Not surprisingly for someone who self-describes as a john and is thus directly affected by prostitution laws, Brown keeps up with the legal developments.
“It looked like things were heading in a hopeful direction when the Supreme Court knocked down the sex work laws in 2013,” he said. “But then of course the Harper government re-criminalized using a different set of laws. On the positive side, it did seem to me that many of the media reports from around that time had the rights perspective, and the term sex-workers, in their stories. No longer do they just talk about them without including their voices. But as far as politics right now go, I don’t think Justin Trudeau is eager to repeal the Conservative laws. The one thing I’ve heard him say on the subject is that he considers prostitution to be a form of violence against women. So I’m not optimistic for progress on that front during his time as prime minister.”
There are, to be sure, people who will say that the words prostitute and prostitution themselves are part of the problem.
“That idea is out there, for sure,” Brown said. “I can see why a lot of sex workers think that way. But I don’t know that coming up with a new term – though I like the term sex-worker – would make the stigma go away. Then the new term would become the stigmatized term. I certainly hope we get to a point where sex work is no longer stigmatized, but you know, I still like the older words. I like prostitute, I even like whore. These words have history, and we can’t just dispense with that and walk away from it completely.”
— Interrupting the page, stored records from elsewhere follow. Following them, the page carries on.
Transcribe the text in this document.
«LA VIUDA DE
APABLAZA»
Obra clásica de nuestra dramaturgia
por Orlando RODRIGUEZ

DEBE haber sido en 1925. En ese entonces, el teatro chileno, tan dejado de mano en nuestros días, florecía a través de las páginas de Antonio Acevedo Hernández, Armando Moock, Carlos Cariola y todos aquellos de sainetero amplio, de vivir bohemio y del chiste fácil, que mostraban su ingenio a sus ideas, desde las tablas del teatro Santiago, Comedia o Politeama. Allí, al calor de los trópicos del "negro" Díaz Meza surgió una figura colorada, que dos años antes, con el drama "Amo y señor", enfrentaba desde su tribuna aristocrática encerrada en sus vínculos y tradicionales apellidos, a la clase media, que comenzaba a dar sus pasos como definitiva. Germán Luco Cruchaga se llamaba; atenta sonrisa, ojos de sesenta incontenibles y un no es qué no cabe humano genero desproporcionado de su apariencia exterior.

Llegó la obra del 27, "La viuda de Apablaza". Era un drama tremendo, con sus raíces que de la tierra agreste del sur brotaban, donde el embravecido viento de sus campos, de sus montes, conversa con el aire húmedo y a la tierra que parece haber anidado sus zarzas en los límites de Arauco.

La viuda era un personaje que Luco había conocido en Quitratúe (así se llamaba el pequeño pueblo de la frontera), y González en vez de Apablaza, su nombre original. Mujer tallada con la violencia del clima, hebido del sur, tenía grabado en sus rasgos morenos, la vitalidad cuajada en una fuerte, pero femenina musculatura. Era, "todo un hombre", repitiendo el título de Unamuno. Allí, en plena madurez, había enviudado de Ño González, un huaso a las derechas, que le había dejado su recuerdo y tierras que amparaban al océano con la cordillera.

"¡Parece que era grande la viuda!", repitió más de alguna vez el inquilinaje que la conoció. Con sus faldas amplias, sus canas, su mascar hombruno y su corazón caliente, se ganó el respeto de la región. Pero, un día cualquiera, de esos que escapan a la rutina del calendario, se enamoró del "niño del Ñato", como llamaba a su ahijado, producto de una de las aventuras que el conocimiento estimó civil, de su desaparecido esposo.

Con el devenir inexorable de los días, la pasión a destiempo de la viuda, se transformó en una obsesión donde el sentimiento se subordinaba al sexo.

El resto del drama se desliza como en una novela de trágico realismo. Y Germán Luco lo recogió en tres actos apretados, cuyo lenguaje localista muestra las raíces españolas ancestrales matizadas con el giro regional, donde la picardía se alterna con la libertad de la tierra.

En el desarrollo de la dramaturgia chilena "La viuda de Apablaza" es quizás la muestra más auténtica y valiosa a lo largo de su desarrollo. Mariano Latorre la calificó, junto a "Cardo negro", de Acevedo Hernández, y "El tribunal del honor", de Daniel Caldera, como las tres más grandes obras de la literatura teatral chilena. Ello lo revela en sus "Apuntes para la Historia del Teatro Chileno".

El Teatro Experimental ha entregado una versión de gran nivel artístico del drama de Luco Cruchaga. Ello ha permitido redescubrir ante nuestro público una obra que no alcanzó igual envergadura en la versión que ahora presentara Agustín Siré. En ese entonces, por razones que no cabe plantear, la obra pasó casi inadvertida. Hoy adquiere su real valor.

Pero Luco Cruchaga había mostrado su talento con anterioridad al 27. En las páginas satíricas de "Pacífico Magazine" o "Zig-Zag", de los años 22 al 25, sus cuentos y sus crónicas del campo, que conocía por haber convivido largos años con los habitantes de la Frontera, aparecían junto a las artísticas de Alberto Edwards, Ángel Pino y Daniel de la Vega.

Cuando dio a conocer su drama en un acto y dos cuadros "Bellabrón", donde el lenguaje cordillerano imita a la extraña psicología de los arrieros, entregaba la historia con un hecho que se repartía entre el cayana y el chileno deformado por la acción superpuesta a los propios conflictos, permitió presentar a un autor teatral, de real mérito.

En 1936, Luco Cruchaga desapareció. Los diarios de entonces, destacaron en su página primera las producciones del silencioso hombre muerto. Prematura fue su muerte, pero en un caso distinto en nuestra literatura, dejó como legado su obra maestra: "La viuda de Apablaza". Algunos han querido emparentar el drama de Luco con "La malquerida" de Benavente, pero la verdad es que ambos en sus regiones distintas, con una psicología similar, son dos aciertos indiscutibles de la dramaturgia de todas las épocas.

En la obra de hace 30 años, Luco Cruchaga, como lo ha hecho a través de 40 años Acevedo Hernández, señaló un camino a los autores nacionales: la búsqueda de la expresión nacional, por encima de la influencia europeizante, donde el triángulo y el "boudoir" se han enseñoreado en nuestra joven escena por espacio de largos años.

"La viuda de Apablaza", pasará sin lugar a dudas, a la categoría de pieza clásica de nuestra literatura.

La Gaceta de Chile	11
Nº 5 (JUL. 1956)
Given all that has happened since that old girlfriend asked if he was a Christian, it feels right to ask Brown how things may have changed for him on the spiritual self-definition front in the years since. Would he still describe himself as religious?
“Definitely. I believe there’s a God. Whether or not I’m Christian, it’s the word that makes the most sense to me. And I’m clearly obsessed with it. Understanding the words of Jesus means a lot to me. I don’t consider Jesus to be the son of God, at least not the way Christians have conventionally understood that term, so if there are some Christians who would claim I’m not one, I would understand. The designation isn’t that important to me.”